The first students to pay £3,000 tuition fees have faced a lack of graduate jobs, more debt and in many cases, significant spells of unemployment, a report has found.
It revealed that these students, who graduated in the midst of the economic crisis, found themselves dealing with a tough jobs market.
Higher numbers of graduates looking for work combined with harsh economic conditions led to more graduate unemployment and more graduates in lower skilled jobs, according to a report commissioned by the Higher Education Careers Service Unit.
One in 10 of this group has experienced “significant” periods of unemployment, and for some this could be continuing, it said.
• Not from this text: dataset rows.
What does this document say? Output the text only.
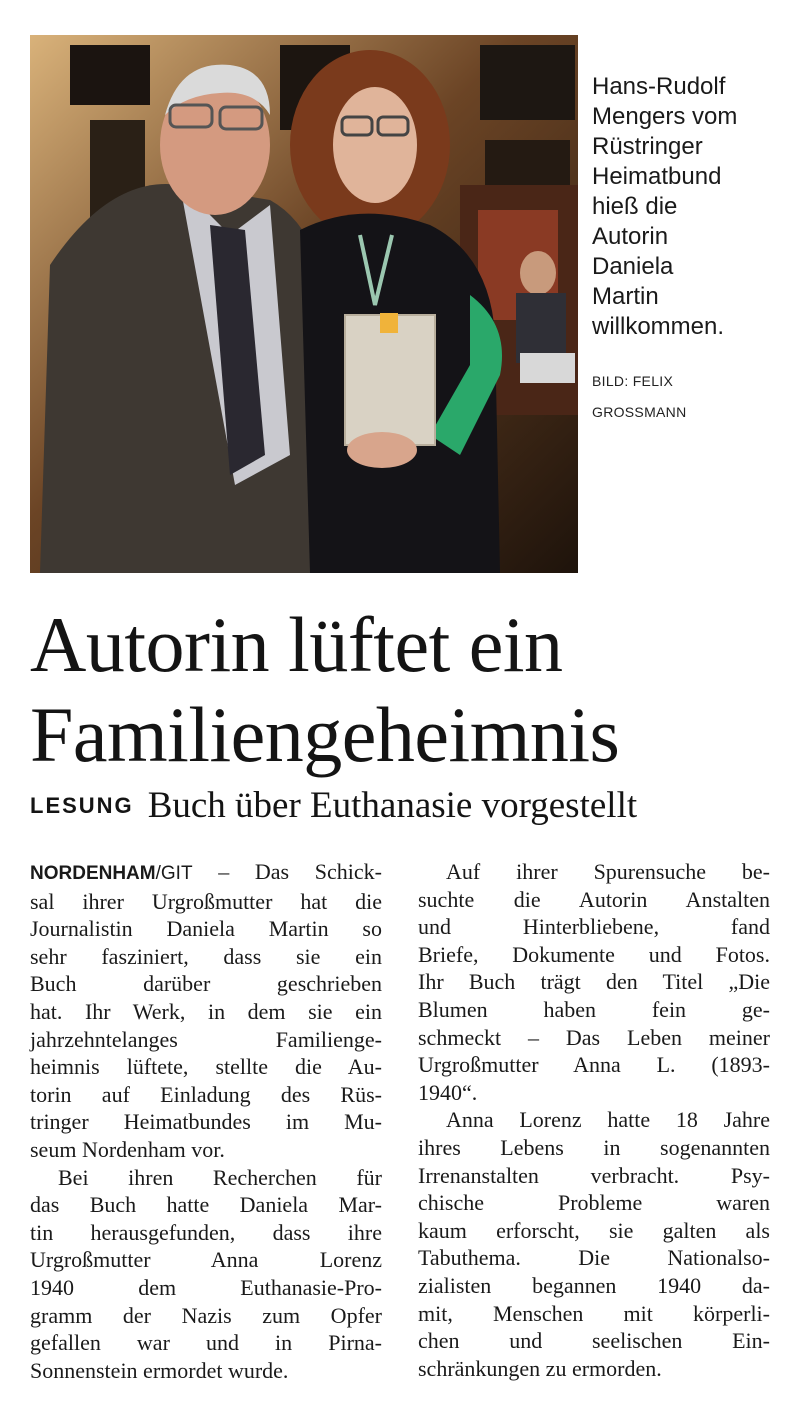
Hans-Rudolf
Mengers vom
Rüstringer
Heimatbund
hieß die
Autorin
Daniela
Martin
willkommen.
BILD: FELIX
GROSSMANN
Autorin lüftet ein
Familiengeheimnis
LESUNG Buch über Euthanasie vorgestellt
NORDENHAM/GIT – Das Schick-
sal ihrer Urgroßmutter hat die
Journalistin Daniela Martin so
sehr fasziniert, dass sie ein
Buch darüber geschrieben
hat. Ihr Werk, in dem sie ein
jahrzehntelanges Familienge-
heimnis lüftete, stellte die Au-
torin auf Einladung des Rüs-
tringer Heimatbundes im Mu-
seum Nordenham vor.
Bei ihren Recherchen für
das Buch hatte Daniela Mar-
tin herausgefunden, dass ihre
Urgroßmutter Anna Lorenz
1940 dem Euthanasie-Pro-
gramm der Nazis zum Opfer
gefallen war und in Pirna-
Sonnenstein ermordet wurde.
Auf ihrer Spurensuche be-
suchte die Autorin Anstalten
und Hinterbliebene, fand
Briefe, Dokumente und Fotos.
Ihr Buch trägt den Titel „Die
Blumen haben fein ge-
schmeckt – Das Leben meiner
Urgroßmutter Anna L. (1893-
1940“.
Anna Lorenz hatte 18 Jahre
ihres Lebens in sogenannten
Irrenanstalten verbracht. Psy-
chische Probleme waren
kaum erforscht, sie galten als
Tabuthema. Die Nationalso-
zialisten begannen 1940 da-
mit, Menschen mit körperli-
chen und seelischen Ein-
schränkungen zu ermorden.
Those from black or Asian backgrounds or with a lower degree classification were more likely to be affected.
The Futuretrack report tracked students who started university in autumn 2006, the year top-up fees of up to £3,000 were introduced.
The latest report, based on surveys conducted between November and February, examined how they have fared in the labour market after graduating in 2009 or 2010.
The findings show that 18 or 30 months after graduating, depending on the length of their degree, two in five (40 per cent) were in non-graduate jobs – roles in which they did not think their skills and knowledge were useful.
In comparison, of those who graduated in 1999, one in four (26 per cent) were in non-graduate jobs around 18 months after leaving university, the report said.
It found that students who started in 2006 and graduated in 2009 were likely to have an average debt of £16,000.
Those who left in 1999 had average debts of £7,960, which is equivalent to £10,300 in 2009 when adjusted for inflation. Of those who studied at English universities and left in 2009, almost half (44 per cent) graduated with debts of £20,000 or more.
Just one in six of those graduating in Scotland, where tuition fees were waived, had similar levels of debt, the report said.
Despite facing a lack of jobs and high debt levels, 60 per cent of working graduates surveyed said they were satisfied with their job, around two-thirds were optimistic about future career prospects and 96 per cent said they would still do a degree if they were starting again.
The report, based on surveys of more than 17,000 graduates, also found that doing unpaid work while studying increased a student’s chances of gaining a graduate level job by one and a half times.